Sport: Best Seat in the House

The best seat in the house was not in Yankee Stadium or in Milwaukee's County Stadium, but in front of any TV set in the land. NBC whisked the home spectator all over the field almost as intimately as the ball itself, perched him right behind the umpire at home plate, let him look over the pitcher's shoulder, or into the dust cloud at third. It was a job that took teamwork as smooth as any on the ballfield. Alertly swung and aimed cameras sent a confusing pell-mell of images from all angles into a control room where split-second decisions distilled the chaos into the crisp, orderly telecasts that brought the World Series to baseball's biggest audience—some 40 million all over the U.S., Canada and, for the first time, "over the horizon" to beisbol-slappy Cuba.

NBC's decision to cover Yankee Stadium with four color cameras made a tough job even tougher. Using six black-and-white cameras in Milwaukee, the same crew achieved more fluent coverage from a greater variety of angles. Though the vast majority of viewers saw even the colorcasts in the black-and-white version, color demanded cameras three times as bulky (and balky), and the engineers had to "paint" constantly with their control knobs to cope with changes in lighting and color temperature. Their pains reproduced some vivid ballpark atmosphere. The grass sometimes turned Kentucky blue and the shaded areas filled with indigo murk, but improved equipment averted the blind shadows that plagued the first (and only previous) color Series in 1955.

Battle Stations. At Yankee Stadium a mile and a half of cable linked the cameras with NBC's color mobile unit in the street outside. Within the curbstone control room, nine shirtsleeved men were wedged into a maze of apparatus like submariners at battle stations, lit by little more than the flicker of eight TV monitoring screens. Director Harry Coyle, 35, an ex-bomber pilot who, like most of the others in the mobile unit, is a veteran of TV's infancy, chain-smoked from his perch on a high stool, his eyes darting back and forth. Crammed in front of him and to his left stood screens flashing four different views of the game, plus a fifth monitor linked to another camera focused on cards bearing players' names. Above this cluster of screens hung two more: one showed the picture that Coyle had just decided to put on home sets; the second, like the batter's on-deck circle, carried whatever shot he could foresee as the next.

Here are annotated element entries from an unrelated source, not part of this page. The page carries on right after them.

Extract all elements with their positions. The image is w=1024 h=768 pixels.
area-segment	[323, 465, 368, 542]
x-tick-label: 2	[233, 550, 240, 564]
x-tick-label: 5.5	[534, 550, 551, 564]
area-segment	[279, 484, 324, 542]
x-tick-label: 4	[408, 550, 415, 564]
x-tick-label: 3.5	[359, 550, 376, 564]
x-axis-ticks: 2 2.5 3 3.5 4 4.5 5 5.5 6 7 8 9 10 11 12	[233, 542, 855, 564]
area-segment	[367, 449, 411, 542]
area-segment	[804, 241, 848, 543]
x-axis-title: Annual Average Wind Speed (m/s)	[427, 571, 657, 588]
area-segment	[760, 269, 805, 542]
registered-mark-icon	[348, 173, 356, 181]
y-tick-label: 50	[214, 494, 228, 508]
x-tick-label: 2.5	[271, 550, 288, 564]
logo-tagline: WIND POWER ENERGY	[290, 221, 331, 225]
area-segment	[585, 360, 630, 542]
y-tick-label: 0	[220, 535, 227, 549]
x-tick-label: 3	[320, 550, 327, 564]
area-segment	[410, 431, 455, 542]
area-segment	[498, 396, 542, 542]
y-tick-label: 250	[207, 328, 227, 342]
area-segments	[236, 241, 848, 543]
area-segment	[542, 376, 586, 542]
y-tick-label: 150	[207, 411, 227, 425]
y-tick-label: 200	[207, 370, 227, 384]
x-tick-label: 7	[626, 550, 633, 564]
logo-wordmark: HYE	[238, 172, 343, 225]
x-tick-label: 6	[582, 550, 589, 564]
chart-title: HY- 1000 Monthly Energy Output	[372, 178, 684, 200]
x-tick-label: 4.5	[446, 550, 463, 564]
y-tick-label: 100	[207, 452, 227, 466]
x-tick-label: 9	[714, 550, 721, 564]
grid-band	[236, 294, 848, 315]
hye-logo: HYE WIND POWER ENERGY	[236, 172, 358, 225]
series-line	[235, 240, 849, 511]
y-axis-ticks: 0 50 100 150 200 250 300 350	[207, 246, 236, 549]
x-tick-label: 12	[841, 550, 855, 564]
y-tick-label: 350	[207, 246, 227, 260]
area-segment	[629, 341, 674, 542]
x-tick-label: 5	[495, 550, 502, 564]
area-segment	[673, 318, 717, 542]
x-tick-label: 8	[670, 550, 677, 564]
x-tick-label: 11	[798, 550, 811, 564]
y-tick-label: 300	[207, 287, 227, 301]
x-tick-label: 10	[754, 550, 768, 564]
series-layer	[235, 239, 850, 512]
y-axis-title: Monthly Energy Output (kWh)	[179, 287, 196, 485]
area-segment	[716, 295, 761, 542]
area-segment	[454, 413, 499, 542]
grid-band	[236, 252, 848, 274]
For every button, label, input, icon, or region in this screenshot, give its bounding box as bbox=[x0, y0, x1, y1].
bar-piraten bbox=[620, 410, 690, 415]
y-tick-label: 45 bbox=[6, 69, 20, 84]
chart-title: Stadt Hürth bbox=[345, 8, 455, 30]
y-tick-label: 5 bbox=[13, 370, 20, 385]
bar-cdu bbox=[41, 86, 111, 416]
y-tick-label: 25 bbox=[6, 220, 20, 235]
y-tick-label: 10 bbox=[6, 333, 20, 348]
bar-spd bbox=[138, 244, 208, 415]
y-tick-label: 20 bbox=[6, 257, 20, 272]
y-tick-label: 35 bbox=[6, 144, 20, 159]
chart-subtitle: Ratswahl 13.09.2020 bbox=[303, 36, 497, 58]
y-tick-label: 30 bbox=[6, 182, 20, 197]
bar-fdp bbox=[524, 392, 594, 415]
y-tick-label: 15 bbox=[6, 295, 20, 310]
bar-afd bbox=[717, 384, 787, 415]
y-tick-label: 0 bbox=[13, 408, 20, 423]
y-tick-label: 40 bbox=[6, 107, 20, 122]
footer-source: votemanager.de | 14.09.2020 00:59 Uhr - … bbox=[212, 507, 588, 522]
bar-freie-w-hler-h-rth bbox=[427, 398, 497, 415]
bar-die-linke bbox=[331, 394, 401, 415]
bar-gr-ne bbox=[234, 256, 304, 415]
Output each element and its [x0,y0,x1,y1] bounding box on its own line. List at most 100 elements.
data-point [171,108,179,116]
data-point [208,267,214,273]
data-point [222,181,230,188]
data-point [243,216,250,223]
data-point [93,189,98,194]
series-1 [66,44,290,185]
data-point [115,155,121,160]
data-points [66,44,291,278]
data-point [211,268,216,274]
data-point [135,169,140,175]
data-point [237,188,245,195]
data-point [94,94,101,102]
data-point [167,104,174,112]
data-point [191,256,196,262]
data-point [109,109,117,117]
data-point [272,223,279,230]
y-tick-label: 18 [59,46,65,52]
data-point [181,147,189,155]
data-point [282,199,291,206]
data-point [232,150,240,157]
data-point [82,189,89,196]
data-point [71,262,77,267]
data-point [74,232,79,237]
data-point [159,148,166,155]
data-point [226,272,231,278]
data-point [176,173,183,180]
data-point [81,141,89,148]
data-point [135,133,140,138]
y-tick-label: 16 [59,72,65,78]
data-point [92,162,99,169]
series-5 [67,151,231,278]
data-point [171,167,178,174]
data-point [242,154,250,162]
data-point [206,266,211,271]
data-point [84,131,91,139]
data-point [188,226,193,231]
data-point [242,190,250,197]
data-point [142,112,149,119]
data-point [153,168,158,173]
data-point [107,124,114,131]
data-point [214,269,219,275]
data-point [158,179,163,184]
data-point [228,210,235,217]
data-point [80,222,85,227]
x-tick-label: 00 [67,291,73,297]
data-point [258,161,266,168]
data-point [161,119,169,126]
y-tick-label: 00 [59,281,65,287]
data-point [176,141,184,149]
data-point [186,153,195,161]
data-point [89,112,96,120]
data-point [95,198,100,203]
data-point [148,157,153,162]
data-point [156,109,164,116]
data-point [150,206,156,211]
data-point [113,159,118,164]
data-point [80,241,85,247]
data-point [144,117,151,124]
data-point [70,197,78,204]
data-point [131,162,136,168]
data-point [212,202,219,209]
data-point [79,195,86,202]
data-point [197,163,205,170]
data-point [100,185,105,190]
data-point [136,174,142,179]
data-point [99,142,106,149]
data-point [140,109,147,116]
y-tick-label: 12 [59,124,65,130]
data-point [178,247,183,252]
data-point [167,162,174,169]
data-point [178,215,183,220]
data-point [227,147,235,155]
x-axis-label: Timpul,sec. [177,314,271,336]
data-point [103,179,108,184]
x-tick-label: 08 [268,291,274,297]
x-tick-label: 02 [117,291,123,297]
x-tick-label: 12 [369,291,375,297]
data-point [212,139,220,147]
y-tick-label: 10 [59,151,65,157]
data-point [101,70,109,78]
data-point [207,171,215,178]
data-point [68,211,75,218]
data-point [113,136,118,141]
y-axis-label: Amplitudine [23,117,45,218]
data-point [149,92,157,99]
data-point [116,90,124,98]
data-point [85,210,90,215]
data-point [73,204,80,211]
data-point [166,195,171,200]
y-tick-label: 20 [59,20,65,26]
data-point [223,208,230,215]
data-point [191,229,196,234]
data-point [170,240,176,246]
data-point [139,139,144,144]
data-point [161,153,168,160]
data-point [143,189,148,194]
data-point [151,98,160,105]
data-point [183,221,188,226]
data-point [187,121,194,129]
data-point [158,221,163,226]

Producer Perry Smith, standing behind Coyle, wore two headsets—one connecting him to the Radio City studio where most of the Gillette commercials were fed into home screens, the other into the stadium to a man alongside Announcer Mel Allen, whose voice blatted through the control room above the hum of air conditioners. Smith kept a score card, called out what action possibilities lay in the next play. With two men out in the second inning, Joe Adcock was on second, and Milwaukee Catcher Crandall came up to bat. Smith sang out: "Next man up is the pitcher. They might walk Crandall."

"Take Three," called Coyle. "On Three," echoed Technical Director Walter Serafin into his private line to the cameramen, and he punched a button that put Camera Three on the air. It showed a side view of Crandall in the batter's box, with catcher and umpire behind him.